In the Melancholic variation from THE FOUR TEMPERAMENTS, soloist Benjamin Griffiths and corpsman Matthew Renko danced different versions of the solo, first separately and then side by side. Here the idea of Balanchine as a creator who loved to 'adjust' his ballets came into high relief. Two versions of the ballet's finale were also danced, with all six of the participating artists taking part. Yet again, the differences between the two versions ranged from subtle to emphatic.
Mlles. Chapman and Rausch danced the women's duet from AGON, and Peter Boal asked them to show some of the variants that Mr. B made in the choreography over time. The two ballerinas then joined Mr. Griffiths for the pas de trois which they danced in both the 'current' and 'original' versions. Peter Boal said that often times Balanchine would make changes when new dancers entered the cast of an established ballet: what looked perfect on a dancer at the premiere of a work might not have suited someone coming into a role some years later. Balanchine always wanted his dancers to look their best, and did everything he could to make that happen.

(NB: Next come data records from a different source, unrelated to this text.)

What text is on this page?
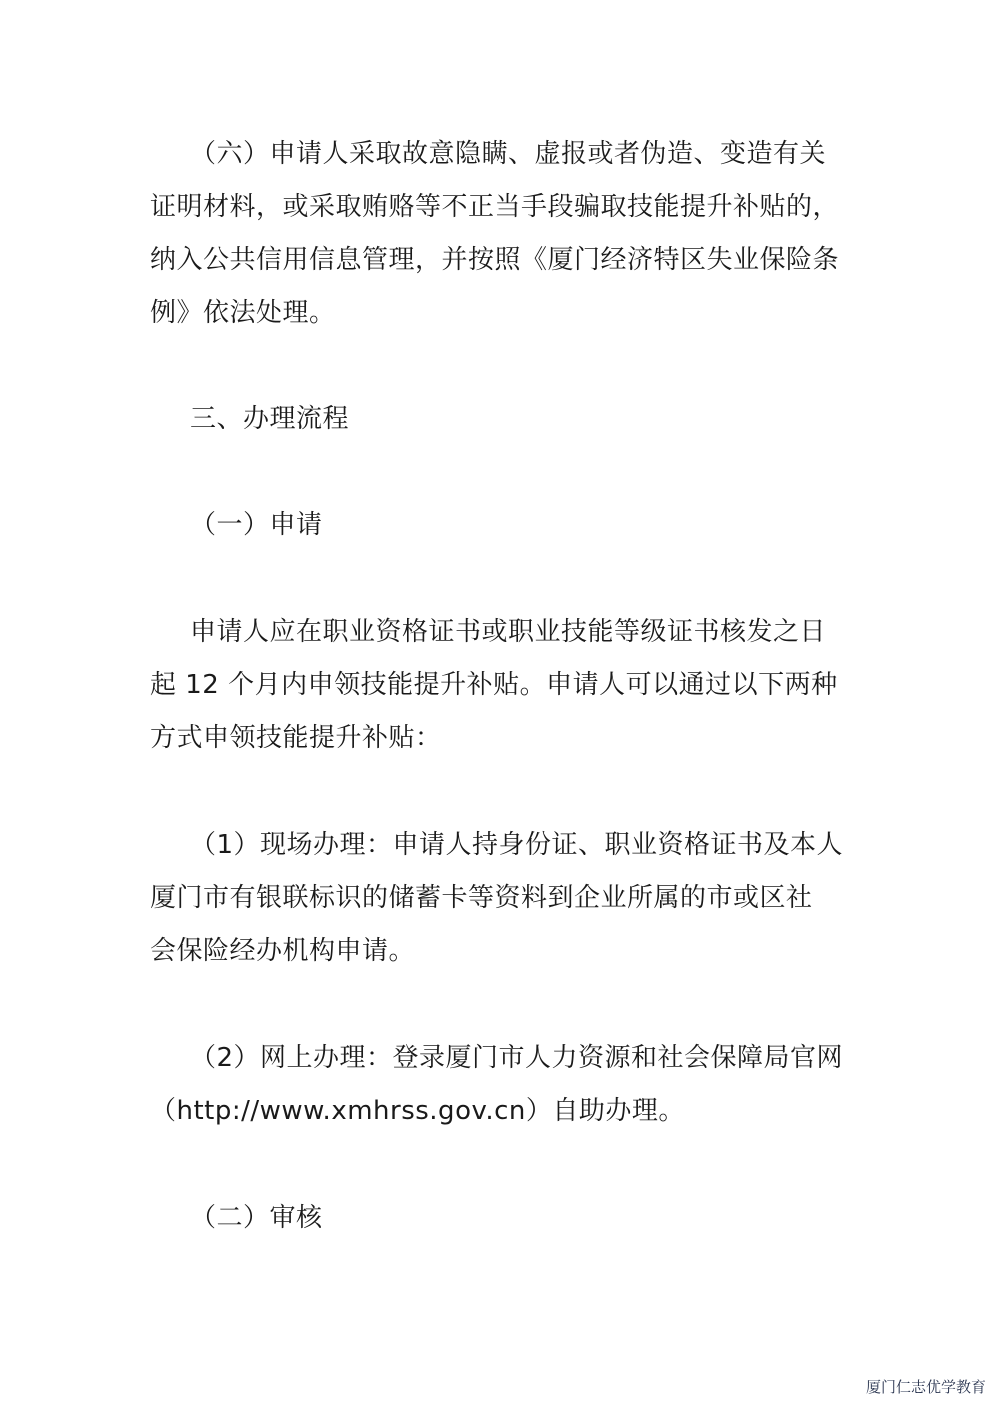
（六）申请人采取故意隐瞒、虚报或者伪造、变造有关
证明材料，或采取贿赂等不正当手段骗取技能提升补贴的，
纳入公共信用信息管理，并按照《厦门经济特区失业保险条
例》依法处理。
三、办理流程
（一）申请
申请人应在职业资格证书或职业技能等级证书核发之日
起 12 个月内申领技能提升补贴。申请人可以通过以下两种
方式申领技能提升补贴：
（1）现场办理：申请人持身份证、职业资格证书及本人
厦门市有银联标识的储蓄卡等资料到企业所属的市或区社
会保险经办机构申请。
（2）网上办理：登录厦门市人力资源和社会保障局官网
（http://www.xmhrss.gov.cn）自助办理。
（二）审核
厦门仁志优学教育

According to Mr. Boal, there are more 'versions' of the Tchaikovsky Pas de Deux than of any other Balanchine work. Tonight Carla Korbes and Seth Orza gave a lyrically poetic reading of the adagio, and Benjamin Griffiths and Lesley Rausch followed up with the variations. Maria Chapman and Matthew Renko launched the coda and eventually Carla and Seth took over for the final passages. The limited space threatened to hamper the fish dives, but Seth had things well under control and they swept on to the ballet's exuberant ending with flair.
In this evening of excellent dancing, mention must be made of the buzz which Matthew Renko created. Having danced briefly with New York City Ballet and later with Suzanne Farrell Ballet, he seems to have found his niche at PNB and his dancing tonight was very impressive. It also served as a justification for those of us who recall his performances here in New York City and always thought he had special qualities which deserved to shine.

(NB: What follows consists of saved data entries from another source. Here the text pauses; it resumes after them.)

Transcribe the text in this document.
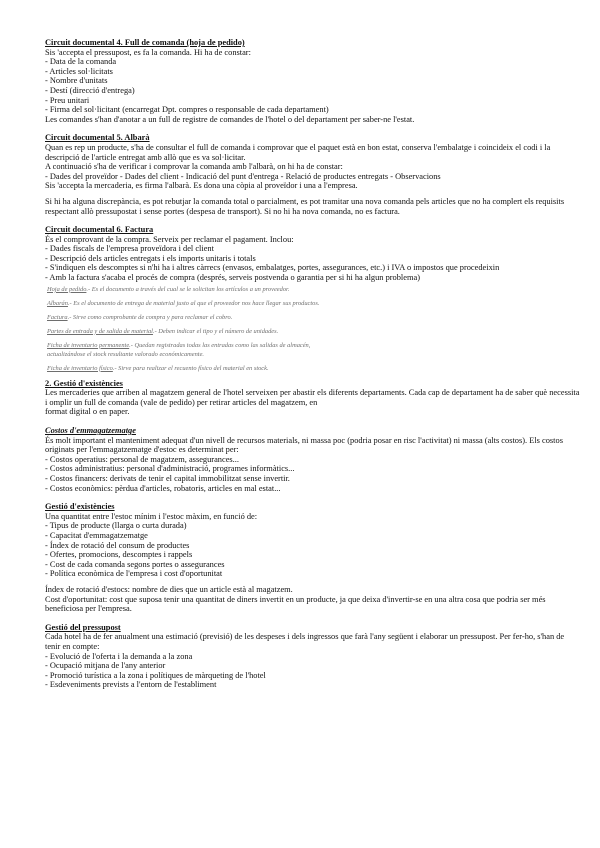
Circuit documental 4. Full de comanda (hoja de pedido)
Sis 'accepta el pressupost, es fa la comanda. Hi ha de constar:
- Data de la comanda
- Articles sol·licitats
- Nombre d'unitats
- Destí (direcció d'entrega)
- Preu unitari
- Firma del sol·licitant (encarregat Dpt. compres o responsable de cada departament)
Les comandes s'han d'anotar a un full de registre de comandes de l'hotel o del departament per saber-ne l'estat.
Circuit documental 5. Albarà
Quan es rep un producte, s'ha de consultar el full de comanda i comprovar que el paquet està en bon estat, conserva l'embalatge i coincideix el codi i la descripció de l'article entregat amb allò que es va sol·licitar.
A continuació s'ha de verificar i comprovar la comanda amb l'albarà, on hi ha de constar:
- Dades del proveïdor - Dades del client - Indicació del punt d'entrega - Relació de productes entregats - Observacions
Sis 'accepta la mercaderia, es firma l'albarà. Es dona una còpia al proveïdor i una a l'empresa.
Si hi ha alguna discrepància, es pot rebutjar la comanda total o parcialment, es pot tramitar una nova comanda pels articles que no ha complert els requisits respectant allò pressupostat i sense portes (despesa de transport). Si no hi ha nova comanda, no es factura.
Circuit documental 6. Factura
És el comprovant de la compra. Serveix per reclamar el pagament. Inclou:
- Dades fiscals de l'empresa proveïdora i del client
- Descripció dels articles entregats i els imports unitaris i totals
- S'indiquen els descomptes si n'hi ha i altres càrrecs (envasos, embalatges, portes, assegurances, etc.) i IVA o impostos que procedeixin
- Amb la factura s'acaba el procés de compra (després, serveis postvenda o garantia per si hi ha algun problema)
Hoja de pedido.- Es el documento a través del cual se le solicitan los artículos a un proveedor.
Albarán.- Es el documento de entrega de material justo al que el proveedor nos hace llegar sus productos.
Factura.- Sirve como comprobante de compra y para reclamar el cobro.
Partes de entrada y de salida de material.- Deben indicar el tipo y el número de unidades.
Ficha de inventario permanente.- Quedan registradas todas las entradas como las salidas de almacén, actualizándose el stock resultante valorado económicamente.
Ficha de inventario físico.- Sirve para realizar el recuento físico del material en stock.
2. Gestió d'existències
Les mercaderies que arriben al magatzem general de l'hotel serveixen per abastir els diferents departaments. Cada cap de departament ha de saber què necessita i omplir un full de comanda (vale de pedido) per retirar articles del magatzem, en
format digital o en paper.
Costos d'emmagatzematge
És molt important el manteniment adequat d'un nivell de recursos materials, ni massa poc (podria posar en risc l'activitat) ni massa (alts costos). Els costos originats per l'emmagatzematge d'estoc es determinat per:
- Costos operatius: personal de magatzem, assegurances...
- Costos administratius: personal d'administració, programes informàtics...
- Costos financers: derivats de tenir el capital immobilitzat sense invertir.
- Costos econòmics: pèrdua d'articles, robatoris, articles en mal estat...
Gestió d'existències
Una quantitat entre l'estoc mínim i l'estoc màxim, en funció de:
- Tipus de producte (llarga o curta durada)
- Capacitat d'emmagatzematge
- Índex de rotació del consum de productes
- Ofertes, promocions, descomptes i rappels
- Cost de cada comanda segons portes o assegurances
- Política econòmica de l'empresa i cost d'oportunitat
Índex de rotació d'estocs: nombre de dies que un article està al magatzem.
Cost d'oportunitat: cost que suposa tenir una quantitat de diners invertit en un producte, ja que deixa d'invertir-se en una altra cosa que podria ser més beneficiosa per l'empresa.
Gestió del pressupost
Cada hotel ha de fer anualment una estimació (previsió) de les despeses i dels ingressos que farà l'any següent i elaborar un pressupost. Per fer-ho, s'han de tenir en compte:
- Evolució de l'oferta i la demanda a la zona
- Ocupació mitjana de l'any anterior
- Promoció turística a la zona i polítiques de màrqueting de l'hotel
- Esdeveniments prevists a l'entorn de l'establiment
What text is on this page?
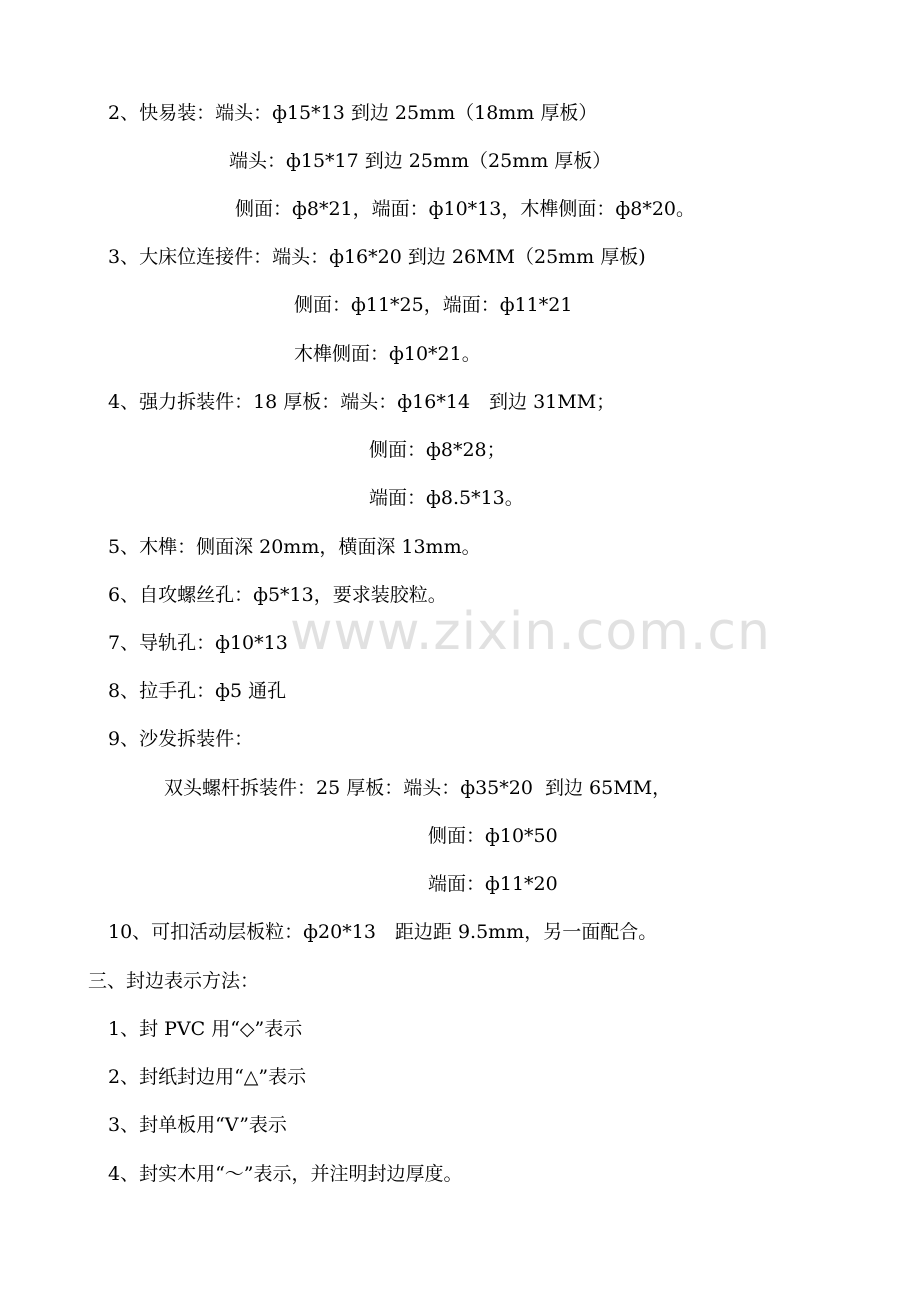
www.zixin.com.cn
2、快易装：端头：ф15*13 到边 25mm（18mm 厚板）
端头：ф15*17 到边 25mm（25mm 厚板）
侧面：ф8*21，端面：ф10*13，木榫侧面：ф8*20。
3、大床位连接件：端头：ф16*20 到边 26MM（25mm 厚板)
侧面：ф11*25，端面：ф11*21
木榫侧面：ф10*21。
4、强力拆装件：18 厚板：端头：ф16*14　到边 31MM；
侧面：ф8*28；
端面：ф8.5*13。
5、木榫：侧面深 20mm，横面深 13mm。
6、自攻螺丝孔：ф5*13，要求装胶粒。
7、导轨孔：ф10*13
8、拉手孔：ф5 通孔
9、沙发拆装件：
双头螺杆拆装件：25 厚板：端头：ф35*20  到边 65MM，
侧面：ф10*50
端面：ф11*20
10、可扣活动层板粒：ф20*13　距边距 9.5mm，另一面配合。
三、封边表示方法：
1、封 PVC 用“◇”表示
2、封纸封边用“△”表示
3、封单板用“V”表示
4、封实木用“～”表示，并注明封边厚度。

It was lovely to run into Faye Arthrs and David Hallberg among the crowd.
Watch the Pacific Northwest Ballet's Works & Process evening here.
The next Works and Process evenings, featuring the exciting choreographer Justin Peck outlining his upcoming premiere work at New York City Ballet, are sold out. But there will be a live-streaming of the event, so there'll be an opportunity to tune in.